Standard Asiatic Oil Company Limited
- Formation: 1965
- Headquarters: Chittagong, Bangladesh
- Official language: Bengali
- Parent organization: Bangladesh Petroleum Corporation
- Website: saocl.gov.bd

= Standard Asiatic Oil Company Limited =

Standard Asiatic Oil, Bangladesh, Government-Owned

Standard Asiatic Oil Company Limited (স্ট্যান্ডার্ড এশিয়াটিক অয়েল কোম্পানী লিমিটেড) is a Bangladeshi government owned oil company under Bangladesh Petroleum Corporation. The company sells several grade lubricant, bitumen, diesel oil, furnace Oil, and LP gas.

== History ==
Standard Asiatic Oil Company Limited was established in 1965 as a joint venture of Asiatic Industries Limited and Esso.

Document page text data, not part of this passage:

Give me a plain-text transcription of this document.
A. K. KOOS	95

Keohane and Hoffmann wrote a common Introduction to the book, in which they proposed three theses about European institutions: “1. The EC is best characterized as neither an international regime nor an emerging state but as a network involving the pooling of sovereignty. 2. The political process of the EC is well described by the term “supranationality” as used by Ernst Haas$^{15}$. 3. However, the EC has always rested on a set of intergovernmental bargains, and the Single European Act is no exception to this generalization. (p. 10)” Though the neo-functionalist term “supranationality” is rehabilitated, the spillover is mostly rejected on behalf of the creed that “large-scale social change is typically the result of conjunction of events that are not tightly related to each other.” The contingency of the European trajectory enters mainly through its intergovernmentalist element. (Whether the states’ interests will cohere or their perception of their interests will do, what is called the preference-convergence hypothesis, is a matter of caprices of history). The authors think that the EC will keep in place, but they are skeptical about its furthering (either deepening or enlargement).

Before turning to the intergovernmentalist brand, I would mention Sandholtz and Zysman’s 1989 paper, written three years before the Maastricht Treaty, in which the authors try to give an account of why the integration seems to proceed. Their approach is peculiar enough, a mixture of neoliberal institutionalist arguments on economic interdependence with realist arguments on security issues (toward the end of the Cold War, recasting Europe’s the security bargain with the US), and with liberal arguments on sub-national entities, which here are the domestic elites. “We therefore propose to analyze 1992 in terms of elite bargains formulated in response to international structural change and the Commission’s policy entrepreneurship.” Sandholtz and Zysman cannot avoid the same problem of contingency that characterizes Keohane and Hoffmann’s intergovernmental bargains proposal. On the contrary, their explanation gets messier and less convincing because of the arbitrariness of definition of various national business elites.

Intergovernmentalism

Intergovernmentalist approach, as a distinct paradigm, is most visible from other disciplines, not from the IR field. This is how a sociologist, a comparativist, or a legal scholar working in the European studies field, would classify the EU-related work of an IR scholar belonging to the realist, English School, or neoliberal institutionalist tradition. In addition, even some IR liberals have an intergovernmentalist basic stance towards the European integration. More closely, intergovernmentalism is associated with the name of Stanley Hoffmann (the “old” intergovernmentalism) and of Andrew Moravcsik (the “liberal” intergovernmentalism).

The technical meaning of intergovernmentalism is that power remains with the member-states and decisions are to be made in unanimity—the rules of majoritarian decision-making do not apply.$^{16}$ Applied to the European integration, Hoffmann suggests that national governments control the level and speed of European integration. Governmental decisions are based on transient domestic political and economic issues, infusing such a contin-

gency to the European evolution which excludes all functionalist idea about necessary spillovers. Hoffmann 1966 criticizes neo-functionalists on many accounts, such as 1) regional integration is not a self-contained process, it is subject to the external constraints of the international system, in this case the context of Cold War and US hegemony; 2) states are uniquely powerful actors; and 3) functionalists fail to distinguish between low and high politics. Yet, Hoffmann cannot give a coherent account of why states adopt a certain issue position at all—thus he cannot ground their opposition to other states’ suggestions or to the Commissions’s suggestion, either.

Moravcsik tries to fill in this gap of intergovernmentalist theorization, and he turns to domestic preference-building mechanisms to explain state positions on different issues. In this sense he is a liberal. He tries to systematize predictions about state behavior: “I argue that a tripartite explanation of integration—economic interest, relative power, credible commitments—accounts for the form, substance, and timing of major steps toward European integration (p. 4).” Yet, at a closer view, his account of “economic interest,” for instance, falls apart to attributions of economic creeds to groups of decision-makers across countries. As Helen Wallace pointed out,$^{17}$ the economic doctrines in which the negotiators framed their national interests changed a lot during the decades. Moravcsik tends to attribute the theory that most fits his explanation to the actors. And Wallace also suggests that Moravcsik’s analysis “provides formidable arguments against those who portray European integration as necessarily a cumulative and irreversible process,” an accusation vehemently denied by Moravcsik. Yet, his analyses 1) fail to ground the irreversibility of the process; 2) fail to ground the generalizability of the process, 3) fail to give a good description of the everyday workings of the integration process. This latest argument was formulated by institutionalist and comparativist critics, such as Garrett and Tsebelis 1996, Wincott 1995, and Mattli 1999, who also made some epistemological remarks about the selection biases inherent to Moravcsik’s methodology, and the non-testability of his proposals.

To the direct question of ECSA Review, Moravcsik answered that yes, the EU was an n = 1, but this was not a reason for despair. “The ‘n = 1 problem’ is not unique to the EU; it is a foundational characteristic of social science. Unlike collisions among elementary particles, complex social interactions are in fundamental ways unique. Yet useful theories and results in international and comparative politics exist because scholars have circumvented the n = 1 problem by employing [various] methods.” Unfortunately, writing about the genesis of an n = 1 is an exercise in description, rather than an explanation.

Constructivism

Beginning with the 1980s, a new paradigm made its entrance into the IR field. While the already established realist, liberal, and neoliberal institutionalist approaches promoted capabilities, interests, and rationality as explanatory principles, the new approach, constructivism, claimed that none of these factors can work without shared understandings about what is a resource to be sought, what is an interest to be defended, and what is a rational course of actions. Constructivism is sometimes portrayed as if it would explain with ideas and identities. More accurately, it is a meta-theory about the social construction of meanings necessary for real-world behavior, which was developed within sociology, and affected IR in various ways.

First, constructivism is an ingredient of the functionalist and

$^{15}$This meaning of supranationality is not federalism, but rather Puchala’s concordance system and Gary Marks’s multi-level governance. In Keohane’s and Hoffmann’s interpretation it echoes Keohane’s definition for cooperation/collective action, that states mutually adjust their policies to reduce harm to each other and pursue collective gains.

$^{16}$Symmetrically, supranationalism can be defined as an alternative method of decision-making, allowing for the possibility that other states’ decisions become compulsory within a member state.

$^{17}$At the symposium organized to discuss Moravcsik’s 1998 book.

After the Independence of Bangladesh in 1972, Esso left the company and their shares were taken over by the government of Bangladesh. The shares of Esso given to Bangladesh Petroleum Corporation, under the Ministry of Power, Energy and Mineral Resources, which now owns 50 per cent of Standard Asiatic Oil Company Limited.

Only Standard Asiatic Oil and Eastern Refinery Limited store oil condensate in Bangladesh.